Sadece orijinaliyle karşılaştırıldığında, Mo Beijun işleri daha ayrıntılı bir şekilde yapmıştı. He-he-he, Luo Binghe’nin iblis kanını bastıran mührü doğrudan açtı.
—Bölüm 26’nın sonu—
[1] Mo Beijun (漠北君): Airplane Towards the Sky sayesinde çok gerçek bir isimle eyerlenen başka bir zavallı adam. Adı doğrudan soyuna çevrilir, yani Mo (Çöl) Bei (Kuzey) Jun (Beyefendi/Lord/Hükümdar). Yani Kuzey Çölü Lordu/Hükümdarı en yakın yaklaşımdır.
[2] Great One (大大): Bunun “baba” mı yoksa “harika” mı olduğundan emin değilim. Ama anlam hemen hemen aynı.
[3] “Bu beyefendi…”: Kullanılan terim, oldukça resmi bir konuşma biçimi olan gexia’dır (閣下). Güvenilir küçük sözlüğüm, “Ekselansları” anlamına geldiğini söylüyor.

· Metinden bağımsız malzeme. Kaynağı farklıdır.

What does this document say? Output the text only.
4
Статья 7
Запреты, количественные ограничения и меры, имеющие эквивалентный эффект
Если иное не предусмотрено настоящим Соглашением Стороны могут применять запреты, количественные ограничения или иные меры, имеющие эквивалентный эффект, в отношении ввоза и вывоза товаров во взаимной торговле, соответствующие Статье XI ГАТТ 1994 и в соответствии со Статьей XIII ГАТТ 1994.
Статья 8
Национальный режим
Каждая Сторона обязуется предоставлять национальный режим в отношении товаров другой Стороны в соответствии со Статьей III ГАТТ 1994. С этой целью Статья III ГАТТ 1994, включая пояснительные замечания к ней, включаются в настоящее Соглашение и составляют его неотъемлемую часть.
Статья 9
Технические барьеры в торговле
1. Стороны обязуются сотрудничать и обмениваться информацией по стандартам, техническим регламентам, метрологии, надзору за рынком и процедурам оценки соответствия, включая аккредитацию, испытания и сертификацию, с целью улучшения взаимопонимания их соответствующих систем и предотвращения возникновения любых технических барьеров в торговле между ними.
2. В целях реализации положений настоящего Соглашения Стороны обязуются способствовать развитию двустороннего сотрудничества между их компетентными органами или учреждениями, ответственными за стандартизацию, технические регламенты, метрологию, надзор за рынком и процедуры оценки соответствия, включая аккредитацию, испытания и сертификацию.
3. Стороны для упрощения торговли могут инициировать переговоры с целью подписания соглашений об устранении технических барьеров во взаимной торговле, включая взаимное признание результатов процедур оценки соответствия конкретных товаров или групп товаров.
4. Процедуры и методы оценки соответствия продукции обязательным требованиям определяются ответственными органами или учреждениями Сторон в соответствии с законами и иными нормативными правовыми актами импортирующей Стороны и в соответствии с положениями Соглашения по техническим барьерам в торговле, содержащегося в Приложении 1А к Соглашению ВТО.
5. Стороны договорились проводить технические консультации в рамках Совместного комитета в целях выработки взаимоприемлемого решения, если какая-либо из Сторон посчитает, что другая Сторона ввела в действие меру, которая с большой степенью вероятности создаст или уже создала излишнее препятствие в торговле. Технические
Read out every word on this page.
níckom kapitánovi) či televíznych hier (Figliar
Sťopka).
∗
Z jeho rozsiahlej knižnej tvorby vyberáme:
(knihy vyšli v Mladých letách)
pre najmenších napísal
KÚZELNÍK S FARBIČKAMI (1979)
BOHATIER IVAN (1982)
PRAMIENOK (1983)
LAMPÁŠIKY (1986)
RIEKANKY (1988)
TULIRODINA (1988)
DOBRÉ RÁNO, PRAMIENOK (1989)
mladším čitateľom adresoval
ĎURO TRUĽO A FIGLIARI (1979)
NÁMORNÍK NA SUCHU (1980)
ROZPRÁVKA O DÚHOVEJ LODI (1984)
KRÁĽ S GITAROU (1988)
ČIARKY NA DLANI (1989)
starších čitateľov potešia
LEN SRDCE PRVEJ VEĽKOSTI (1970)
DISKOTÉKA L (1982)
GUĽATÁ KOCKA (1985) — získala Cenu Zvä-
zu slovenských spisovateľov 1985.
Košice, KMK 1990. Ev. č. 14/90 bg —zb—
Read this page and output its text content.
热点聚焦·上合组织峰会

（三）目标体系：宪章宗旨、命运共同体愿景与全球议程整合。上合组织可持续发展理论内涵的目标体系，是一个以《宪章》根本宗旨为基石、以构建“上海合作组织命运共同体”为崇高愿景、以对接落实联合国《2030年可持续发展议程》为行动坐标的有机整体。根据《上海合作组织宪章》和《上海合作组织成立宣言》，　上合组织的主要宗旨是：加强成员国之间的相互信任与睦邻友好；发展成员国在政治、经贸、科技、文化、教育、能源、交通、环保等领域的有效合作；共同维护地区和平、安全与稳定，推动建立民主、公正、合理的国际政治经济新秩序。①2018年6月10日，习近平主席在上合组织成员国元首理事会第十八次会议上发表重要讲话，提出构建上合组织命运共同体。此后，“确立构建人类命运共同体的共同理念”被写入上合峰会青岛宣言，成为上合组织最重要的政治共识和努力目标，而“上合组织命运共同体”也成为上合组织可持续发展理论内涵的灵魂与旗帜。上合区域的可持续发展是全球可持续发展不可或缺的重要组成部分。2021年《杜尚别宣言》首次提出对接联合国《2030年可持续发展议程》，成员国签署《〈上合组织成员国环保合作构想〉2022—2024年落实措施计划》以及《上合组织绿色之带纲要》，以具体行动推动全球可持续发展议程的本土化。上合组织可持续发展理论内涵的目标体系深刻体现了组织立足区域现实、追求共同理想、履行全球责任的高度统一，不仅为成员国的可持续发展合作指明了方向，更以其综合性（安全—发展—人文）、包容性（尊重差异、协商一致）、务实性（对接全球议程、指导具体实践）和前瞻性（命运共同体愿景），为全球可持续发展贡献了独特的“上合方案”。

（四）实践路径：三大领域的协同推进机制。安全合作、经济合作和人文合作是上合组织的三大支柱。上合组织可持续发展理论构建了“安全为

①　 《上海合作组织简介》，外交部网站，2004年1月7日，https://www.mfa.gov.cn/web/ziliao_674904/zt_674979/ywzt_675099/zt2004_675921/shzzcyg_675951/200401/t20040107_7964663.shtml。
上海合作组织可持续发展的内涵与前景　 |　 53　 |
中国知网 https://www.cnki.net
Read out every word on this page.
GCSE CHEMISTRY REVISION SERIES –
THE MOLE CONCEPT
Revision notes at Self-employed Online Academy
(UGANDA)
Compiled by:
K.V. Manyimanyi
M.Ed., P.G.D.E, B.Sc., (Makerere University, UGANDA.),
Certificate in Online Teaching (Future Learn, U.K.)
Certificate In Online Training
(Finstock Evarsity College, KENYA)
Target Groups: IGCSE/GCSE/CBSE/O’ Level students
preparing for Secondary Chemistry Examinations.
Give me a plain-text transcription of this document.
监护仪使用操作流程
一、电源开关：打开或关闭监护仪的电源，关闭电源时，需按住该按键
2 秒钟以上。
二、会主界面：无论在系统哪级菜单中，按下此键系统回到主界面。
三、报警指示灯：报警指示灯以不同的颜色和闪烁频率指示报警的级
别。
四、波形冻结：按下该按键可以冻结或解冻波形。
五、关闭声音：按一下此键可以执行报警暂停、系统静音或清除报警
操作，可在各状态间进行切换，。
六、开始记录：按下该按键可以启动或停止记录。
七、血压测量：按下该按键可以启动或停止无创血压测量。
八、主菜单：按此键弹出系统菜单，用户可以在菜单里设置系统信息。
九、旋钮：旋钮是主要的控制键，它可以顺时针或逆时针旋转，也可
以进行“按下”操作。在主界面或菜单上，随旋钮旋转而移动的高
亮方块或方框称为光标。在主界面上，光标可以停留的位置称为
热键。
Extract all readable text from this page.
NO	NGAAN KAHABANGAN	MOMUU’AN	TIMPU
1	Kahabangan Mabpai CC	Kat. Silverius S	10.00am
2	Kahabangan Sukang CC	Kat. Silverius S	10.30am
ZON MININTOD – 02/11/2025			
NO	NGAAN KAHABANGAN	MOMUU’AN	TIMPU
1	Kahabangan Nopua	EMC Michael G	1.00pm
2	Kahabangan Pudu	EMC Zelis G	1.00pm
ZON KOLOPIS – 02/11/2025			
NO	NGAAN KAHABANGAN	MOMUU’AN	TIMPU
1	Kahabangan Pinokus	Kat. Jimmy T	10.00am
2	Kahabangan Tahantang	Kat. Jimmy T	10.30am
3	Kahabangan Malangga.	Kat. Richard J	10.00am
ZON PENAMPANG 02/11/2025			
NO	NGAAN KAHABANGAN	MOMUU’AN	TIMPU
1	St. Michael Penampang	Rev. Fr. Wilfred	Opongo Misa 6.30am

[4] Bir boğa ya da at kadar sıkı çalıştı (當牛做馬): Birisi ya da bir şey için köle olmak anlamına gelen bir söz. Bu bağlamda, boğaların ve atların nasıl ağır iş için çiftlik hayvanları olduklarına atıfta bulunulmaktadır.
[5] …ateşli ve anlayışlı gözler (如炬的火眼金睛): Bunu çevirmek zordu. Kelimenin tam anlamıyla, Binghe’nin meşale benzeri/ateşli gözleri olduğunu söylüyor. Huo yan jin jing (火眼金睛) daha karmaşıktır ve kelimenin tam anlamıyla ‘ateşli gözler ve elmas gözbebekleri’ olarak tercüme edilir. Ancak anlamı, daha çok delici / ayırt edici gözleri var gibi.
[6] ‘Bilmiyorum önce gökler gelir sonra yer’ (不知天高地厚): Benim yorumuma göre yerini bilmeyen biri anlamına gelen bir ifade. Sözlüğüm bana ‘şeylerin karmaşıklığı’ anlamına gelen ‘gökler kadar yüksek ve dünya kadar derin’ veriyor.
[7] …Değer jin veya liang’dadır…: Jin (斤) ve liang (兩) ağırlık birimleridir. Mo Beijun, temel olarak, Binghe’nin boşboğaz olup olmadığını veya bunu destekleyecek güce sahip olup olmadığını göreceğini söylüyor.
[8] Ateşli kırmızı mühür (紋章): Wen zhang, “arma” anlamına gelir, ancak kulağa “mühür” olarak daha iyi geldiğini düşünüyorum. Anladığım kadarıyla, bu ‘mühür’ hem kanını kilitleyen mührün artığı hem de iblis soyunun tanımlayıcısı. Çin kültüründe mühür damgaları, en fazla birkaç Çince karakter (veya tek bir karakter) olabilen, ancak bir bireye veya belirli bir aileye/klana/neye sahip olduğunuza göre kişiselleştirilebilen önemli küçük şeylerdir. Yardımcı olacaksa alnında parlayan tek bir kırmızı Çince karakter hayal edebilirsiniz.